Auch die georgische Seite hat es dann irgendwann nicht mehr verstanden. Fünf Studierende aus Aserbaidschan und sechs aus Armenien. Doch sie sollten beide nicht in einem Hotel wohnen. Wer weiß was nachts alles passieren könne, wurde gesagt. Man dürfe doch die „Kinder“ nicht alleine lassen. Studenten um die zwanzig Jahre sind hier noch Kinder. Es ging auch nicht um die Sorgen von Lehrern mit Teenagern beim Schulausflug. Grenzen dürfen nicht überschritten werden, auch nicht in Schlafzimmern.
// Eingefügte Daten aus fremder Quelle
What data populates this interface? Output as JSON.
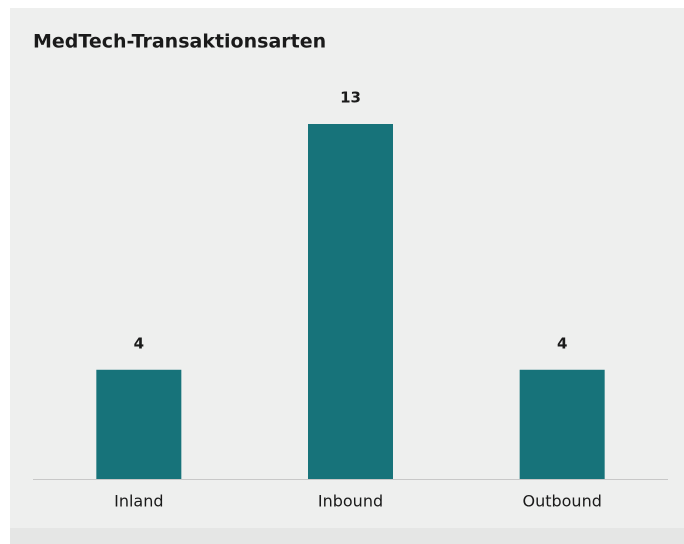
{
  "chart_data": {
    "type": "bar",
    "title": "MedTech-Transaktionsarten",
    "categories": [
      "Inland",
      "Inbound",
      "Outbound"
    ],
    "values": [
      4,
      13,
      4
    ],
    "color": "#17737a"
  }
}
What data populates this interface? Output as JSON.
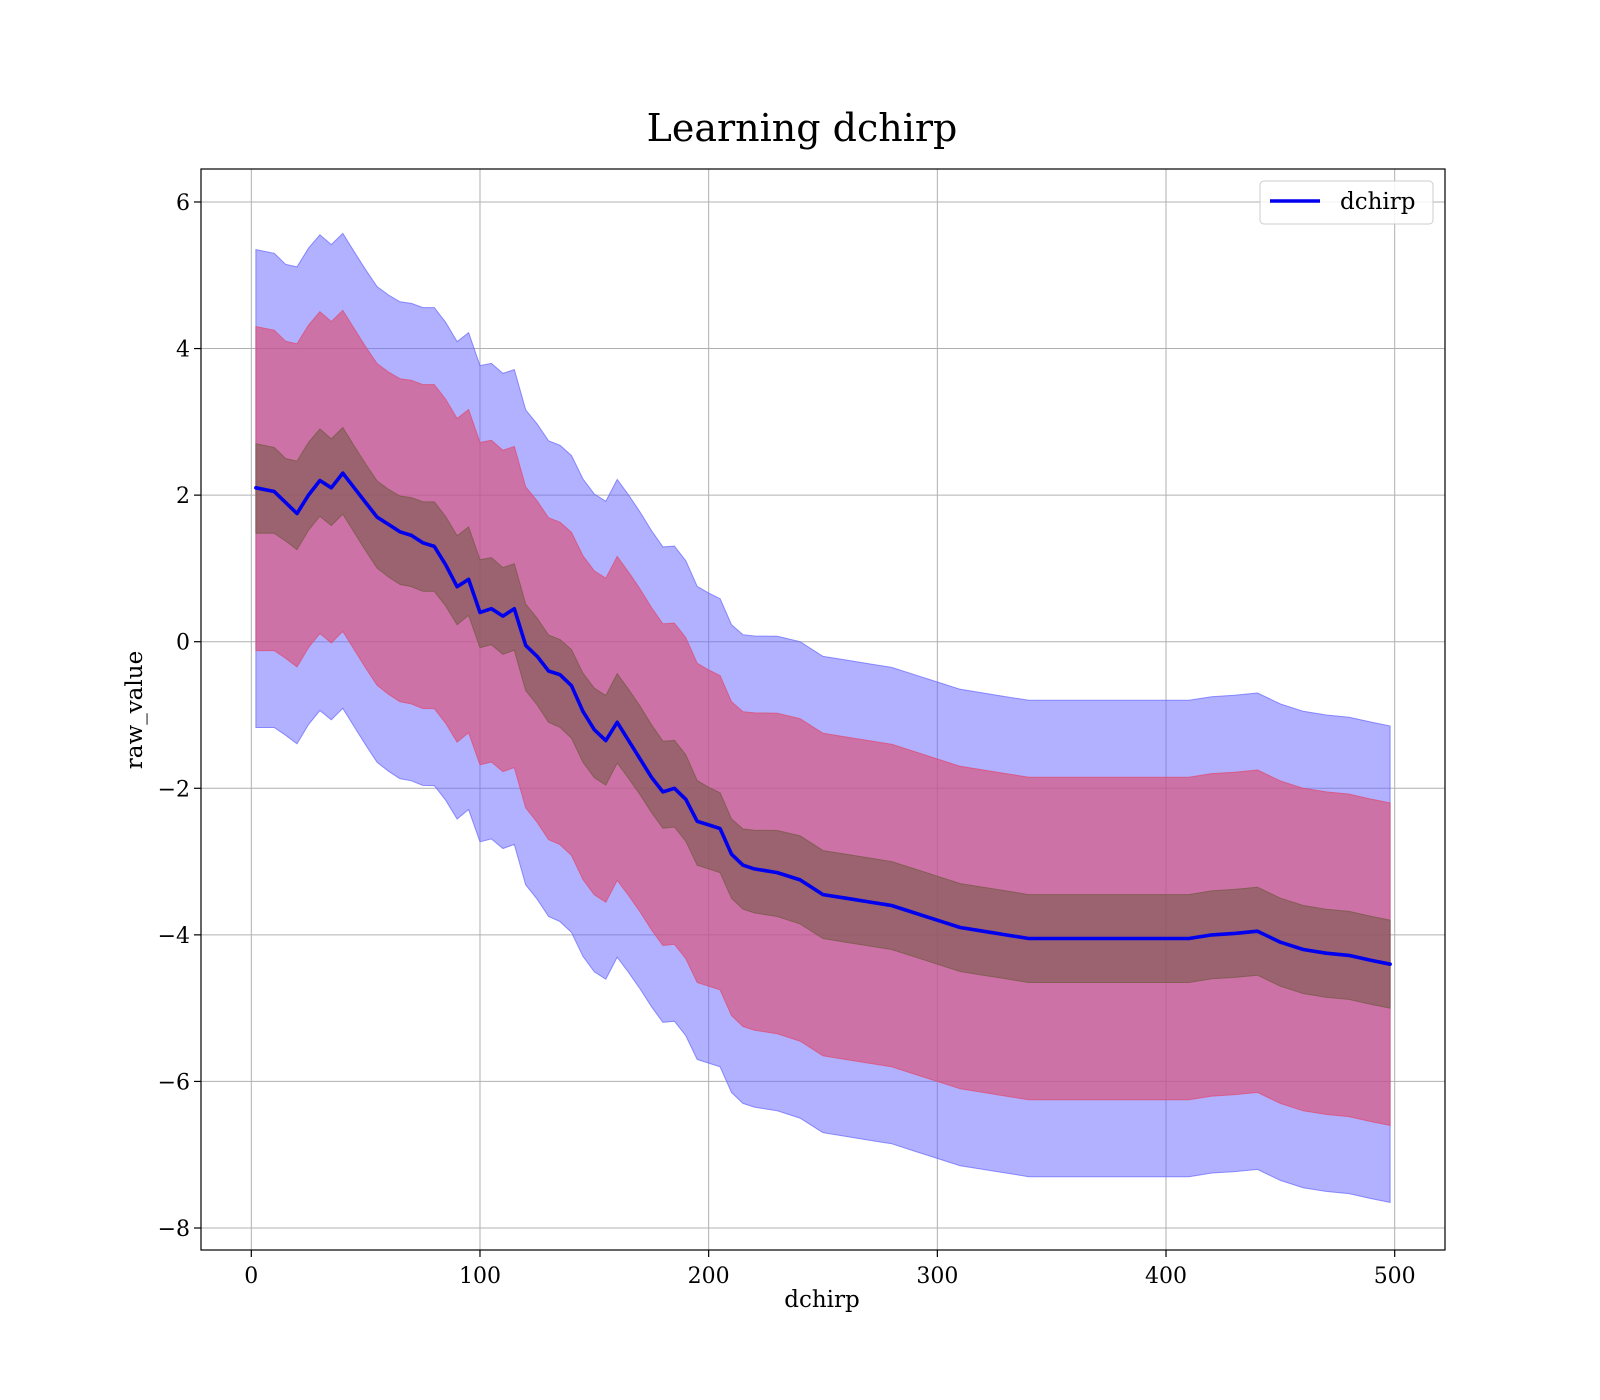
{
  "chart_data": {
    "type": "line",
    "title": "Learning dchirp",
    "xlabel": "dchirp",
    "ylabel": "raw_value",
    "xlim": [
      -22,
      522
    ],
    "ylim": [
      -8.3,
      6.45
    ],
    "xticks": [
      0,
      100,
      200,
      300,
      400,
      500
    ],
    "yticks": [
      -8,
      -6,
      -4,
      -2,
      0,
      2,
      4,
      6
    ],
    "xtick_labels": [
      "0",
      "100",
      "200",
      "300",
      "400",
      "500"
    ],
    "ytick_labels": [
      "−8",
      "−6",
      "−4",
      "−2",
      "0",
      "2",
      "4",
      "6"
    ],
    "grid": true,
    "legend": {
      "position": "top-right",
      "entries": [
        "dchirp"
      ]
    },
    "colors": {
      "line": "#0000ee",
      "outer_band": "#6464ff",
      "middle_band": "#dc5078",
      "inner_band": "#7a5a4a",
      "grid": "#b0b0b0"
    },
    "series": [
      {
        "name": "dchirp",
        "x": [
          2,
          10,
          15,
          20,
          25,
          30,
          35,
          40,
          45,
          50,
          55,
          60,
          65,
          70,
          75,
          80,
          85,
          90,
          95,
          100,
          105,
          110,
          115,
          120,
          125,
          130,
          135,
          140,
          145,
          150,
          155,
          160,
          165,
          170,
          175,
          180,
          185,
          190,
          195,
          200,
          205,
          210,
          215,
          220,
          230,
          240,
          250,
          260,
          270,
          280,
          290,
          300,
          310,
          320,
          330,
          340,
          350,
          360,
          370,
          380,
          390,
          400,
          410,
          420,
          430,
          440,
          450,
          460,
          470,
          480,
          490,
          498
        ],
        "values": [
          2.1,
          2.05,
          1.9,
          1.75,
          2.0,
          2.2,
          2.1,
          2.3,
          2.1,
          1.9,
          1.7,
          1.6,
          1.5,
          1.45,
          1.35,
          1.3,
          1.05,
          0.75,
          0.85,
          0.4,
          0.45,
          0.35,
          0.45,
          -0.05,
          -0.2,
          -0.4,
          -0.45,
          -0.6,
          -0.95,
          -1.2,
          -1.35,
          -1.1,
          -1.35,
          -1.6,
          -1.85,
          -2.05,
          -2.0,
          -2.15,
          -2.45,
          -2.5,
          -2.55,
          -2.9,
          -3.05,
          -3.1,
          -3.15,
          -3.25,
          -3.45,
          -3.5,
          -3.55,
          -3.6,
          -3.7,
          -3.8,
          -3.9,
          -3.95,
          -4.0,
          -4.05,
          -4.05,
          -4.05,
          -4.05,
          -4.05,
          -4.05,
          -4.05,
          -4.05,
          -4.0,
          -3.98,
          -3.95,
          -4.1,
          -4.2,
          -4.25,
          -4.28,
          -4.35,
          -4.4
        ],
        "bands": [
          {
            "name": "inner",
            "offset": 0.6
          },
          {
            "name": "middle",
            "offset": 2.2
          },
          {
            "name": "outer",
            "offset": 3.25
          }
        ]
      }
    ]
  }
}
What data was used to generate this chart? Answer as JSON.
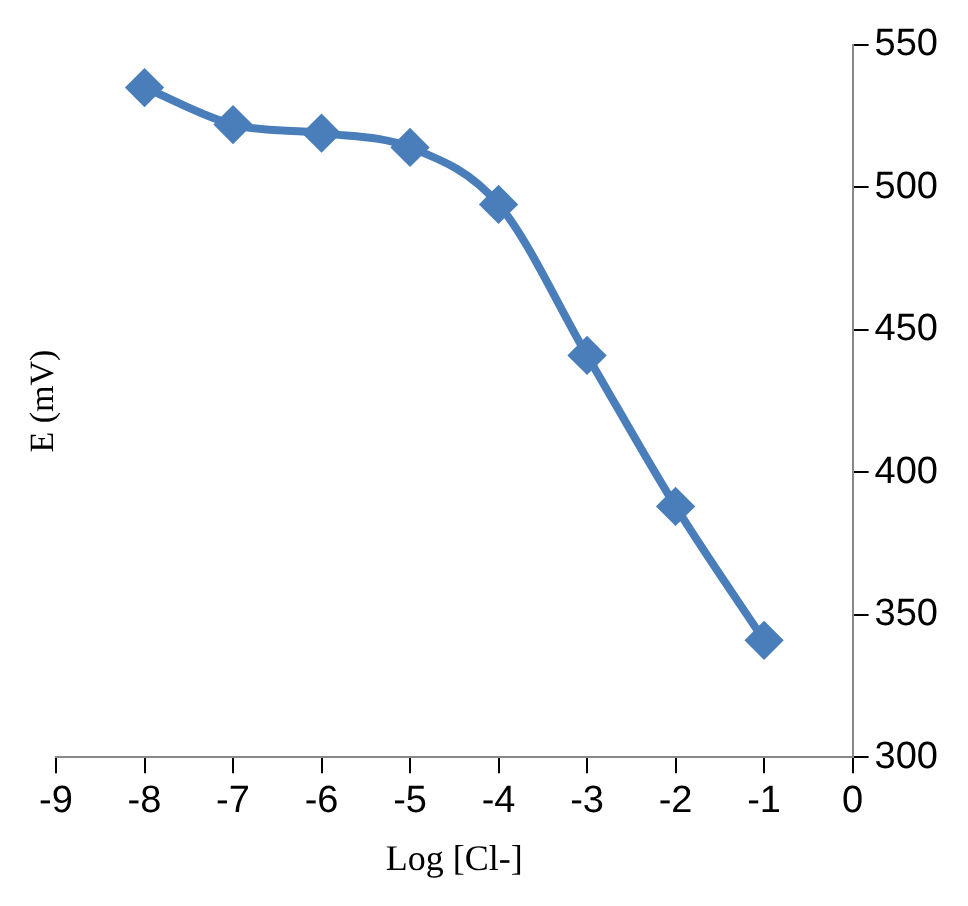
{
  "chart_data": {
    "type": "line",
    "xlabel": "Log [Cl-]",
    "ylabel": "E (mV)",
    "x": [
      -8,
      -7,
      -6,
      -5,
      -4,
      -3,
      -2,
      -1
    ],
    "series": [
      {
        "color": "#4a7ebb",
        "values": [
          535,
          522,
          519,
          514,
          494,
          441,
          388,
          341
        ]
      }
    ],
    "xlim": [
      -9,
      0
    ],
    "xticks": [
      -9,
      -8,
      -7,
      -6,
      -5,
      -4,
      -3,
      -2,
      -1,
      0
    ],
    "ylim": [
      300,
      550
    ],
    "yticks": [
      300,
      350,
      400,
      450,
      500,
      550
    ],
    "grid": false,
    "legend": false,
    "marker": "diamond",
    "line_style": "solid"
  }
}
Meine georgischen Kollegen fanden die Bedenken doch etwas übertrieben. Oder vielleicht nicht?

Die Studierenden aus Armenien und Aserbaidschan trafen auf ihre Kommilitonen aus Georgien. Letztere waren ca. fünfzehn. In fünf Gruppen diskutierten die Studierenden über die Konflikte im Südkaukasus, je Gruppe einer der drei Dauerbrenner im Kaukasus. Die sollten mögliche Auswege aufzeigen, so naiv sie vielleicht auch erscheinen mögen. Doch es ging uns nicht hauptsächlich um diese Perspektiven. Im Vordergrund stand eigentlich der Diskussionsprozess in der Gruppe.

Anfangs hatten wir Zweifel ob das Experiment nicht nach hinten losgeht. Die eine Seite beschwerte sich bei uns jeweils über die andere Seite, dass sie nur in ihren nationalistischen Positionen verharren würden und ob man nicht über etwas anderes reden könnte. Wir haben nicht eingegriffen, auch weil wir nicht so richtig wussten, wie. Alle Gruppen mussten aber am Ende der Woche etwas präsentieren. Niemand wollte sich wahrscheinlich vorne hinstellen und nichts sagen. Die Gruppen mussten sich zusammen raufen und irgendetwas vortragen. Und es auf. Die Studierenden stellten dar, dass die Zukunft bei der jungen Generation liege („denn wir haben Internet und PowerPoint“), dass man diese Art von Treffen häufiger machen müsste und die gemeinsame Arbeit zu einem Thema doch ganz spannend sei.

Die Georgier hatten einfaches Spiel. Es waren keine Abchasen da, oder gar Südosseten. Sie waren die Vermittler und Gastgeber. Am Schluss haben sie alle an der georgischen Tafel und auf der Tanzfläche zusammengebracht. Alle tanzten zusammen, sangen auch, und man sah die Armenier mit den Aserbaidschanern sich zusammen auf Fotos ablichten. Blitzlichter und Lichtblicke.